How does a mid-list novelist with less than 100,000 copies in print per novel become one of the bestselling authors of all time?
A possible answer to this quandary comes from chemist Louis Pasteur. When referring to observation, Pasteur said,
Chance favors the prepared mind
5 years after publishing his first novel, “Digital Fortress,” followed by “Angels and Demons” and “Deception Point,” Dan Brown sold more than 80 million copies of his fourth novel, “The Da Vinci Code.”
Yes, you saw it correctly, 80 MILLION copies.
While I enjoyed the book, Brown’s sudden popularity intrigued me even more. The Templars theory or Mary Magdalene as Jesus’ wife wasn’t new. While researching my own novel, I’d already read about it in the 1983 non-fiction work “Holy Blood, Holy Grail.”
Looking back, I realize there were only a few of us familiar with the theory. It was reported in 2001, “Holy Blood, Holy Grail” authors Michael Baigent and Richard Leigh’s work sold 165 copies.
With the release of The DaVinci Code in 2003, sales increased to more than 78,000, but I digress. I’ll save the ‘coattail’/piggy back book sales concept for another post.
For now, let me share a theory about the meteoric rise to fame of this unknown author. I’ll first need for you to suspend disbelief for a moment. Once your mind is receptive, you’ll be able to see how to prepare for your own success.
Ok, here we go. Did you ask yourself why in 2001 did “Holy Blood, Holy Grail,” a book that was first published in 1983, sell 165 copies? Besides Nielsen BookScan coming online in 1998 and charting book sales, it was clear early adopters were receptive to a possible cultural shift.
Simultaneously, the Catholic church sex scandal had reached its apex.
In 2001, Pope John Paul II finally addressed the priest sex scandal, declaring it a grave sin.
According to Wikipedia and National Catholic Reporter, The Pope declared sex with a minor (under the age of 18) was a sin against the six commandments of the Decalogue. (The Ten Commandments). For non-Catholics, that commandment is “thou shall not commit adultery.”
Now back to the future of 2003. We’re beginning to experience a cultural shift. And at the start of a new generation. Not to be confused with age generation such a Baby Boomers/Generation X/Millennials/Echo-boomers. The Civic (minded) generation will last for the next 40 years.
In the Civic generation, according to Neil Howe and William Strauss, we become more community-minded. We will strive to do the best for society, especially where our children are concerned.
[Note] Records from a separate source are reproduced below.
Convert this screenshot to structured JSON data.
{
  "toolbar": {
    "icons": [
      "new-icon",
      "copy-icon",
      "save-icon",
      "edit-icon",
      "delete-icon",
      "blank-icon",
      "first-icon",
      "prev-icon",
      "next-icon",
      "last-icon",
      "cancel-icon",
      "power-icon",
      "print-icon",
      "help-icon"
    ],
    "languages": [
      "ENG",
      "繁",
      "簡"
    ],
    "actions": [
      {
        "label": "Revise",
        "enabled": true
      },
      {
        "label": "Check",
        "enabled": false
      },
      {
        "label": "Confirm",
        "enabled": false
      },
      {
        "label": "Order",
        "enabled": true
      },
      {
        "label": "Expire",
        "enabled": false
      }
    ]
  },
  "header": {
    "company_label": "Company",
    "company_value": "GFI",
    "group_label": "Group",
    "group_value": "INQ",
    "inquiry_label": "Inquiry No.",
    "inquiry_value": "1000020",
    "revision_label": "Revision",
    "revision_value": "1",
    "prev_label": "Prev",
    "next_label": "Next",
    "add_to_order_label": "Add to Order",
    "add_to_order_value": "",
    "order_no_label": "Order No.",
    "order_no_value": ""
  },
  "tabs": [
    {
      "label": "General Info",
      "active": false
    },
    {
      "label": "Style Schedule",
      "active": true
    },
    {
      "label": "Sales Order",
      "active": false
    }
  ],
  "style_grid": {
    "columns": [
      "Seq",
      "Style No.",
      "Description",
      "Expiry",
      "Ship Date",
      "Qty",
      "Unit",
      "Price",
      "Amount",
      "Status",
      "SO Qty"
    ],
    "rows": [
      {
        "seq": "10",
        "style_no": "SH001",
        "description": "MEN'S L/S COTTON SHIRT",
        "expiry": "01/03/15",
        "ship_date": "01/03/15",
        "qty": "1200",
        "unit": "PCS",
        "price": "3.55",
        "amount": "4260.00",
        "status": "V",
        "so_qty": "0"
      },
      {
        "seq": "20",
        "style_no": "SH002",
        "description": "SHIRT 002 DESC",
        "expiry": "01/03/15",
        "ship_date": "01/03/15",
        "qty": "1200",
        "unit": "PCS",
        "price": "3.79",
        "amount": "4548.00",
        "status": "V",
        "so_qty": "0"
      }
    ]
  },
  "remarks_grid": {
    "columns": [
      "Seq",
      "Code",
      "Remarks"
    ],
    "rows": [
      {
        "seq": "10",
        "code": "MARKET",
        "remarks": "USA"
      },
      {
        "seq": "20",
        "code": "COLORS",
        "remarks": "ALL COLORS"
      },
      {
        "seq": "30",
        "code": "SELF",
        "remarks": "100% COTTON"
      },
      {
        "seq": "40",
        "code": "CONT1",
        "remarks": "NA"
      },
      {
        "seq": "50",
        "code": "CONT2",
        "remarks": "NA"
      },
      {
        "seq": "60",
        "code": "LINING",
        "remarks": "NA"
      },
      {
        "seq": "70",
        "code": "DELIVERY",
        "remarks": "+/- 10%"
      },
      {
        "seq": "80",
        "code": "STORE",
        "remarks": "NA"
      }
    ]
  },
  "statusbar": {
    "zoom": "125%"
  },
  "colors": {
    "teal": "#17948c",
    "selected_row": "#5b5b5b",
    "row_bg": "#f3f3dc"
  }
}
Obviously, if an institution such as the Catholic Church harms our children, we will overthrow the church. We, as a society, however, are going to look for ways to change it.
It was a desire for change that allowed The DaVinci Code to get our collective attention. The Catholic Church is a patriarchal institution devoid of its Divine Feminine in a way that is relevant.
Therefore, the idea of returning the Divine Mother to the Divine Father appealed to the collective conscious.
This concept of joining the Mother and Father / Masculine and Feminine / Yin and Yang is instrumental to community building. The DaVinci Code was the perfect Alpha ‘guide’ to usher in the Civic Generation.
While we may have an Omega “guide” mega-bestseller like Harry Potter and the Sorcerer’s Stone to close out this generation, I can’t predict if we’ll have another 80-million seller in the interim. As a creative entrepreneur, this information helps me understand where society is heading, what will appeal to us by purchasing products, and how we promote them.
If I were a betting woman (I’m not), I would bet a nickel we’ll have more innovative products and services that exhibit a combination of visionary yet practical, idealistic but pragmatic solutions.
Marketing, Publicity, Promotions, and Media Relations will be included in the product and/or services design to create a new genre called infotainment and edutainment.
One such example of this offering is Robert Townsend’s “Diary of Single Mom.” This online web series is in its third season, and the focus is on the family.
However, this innovative drama doesn’t limit itself to your PC screen.
It also encourages its viewers to share real-life single mom stories on the show’s blog, hosts Single Mom Meet-up Mondays, and offers best practices, tips, and even gift bag goodies from its sponsors.
Robert Townsend may understand “Diary of Single Mom” will not be the alpha to usher in the generation. Still, clearly, he understands the rules of engagement for innovative products in this generation.
Now back to the question of how a midlist author became an uber bestseller.
The answer is Dan Brown or someone in his camp must have paid attention to the “Sign of the Times.”
We will do ourselves well to keep watch too.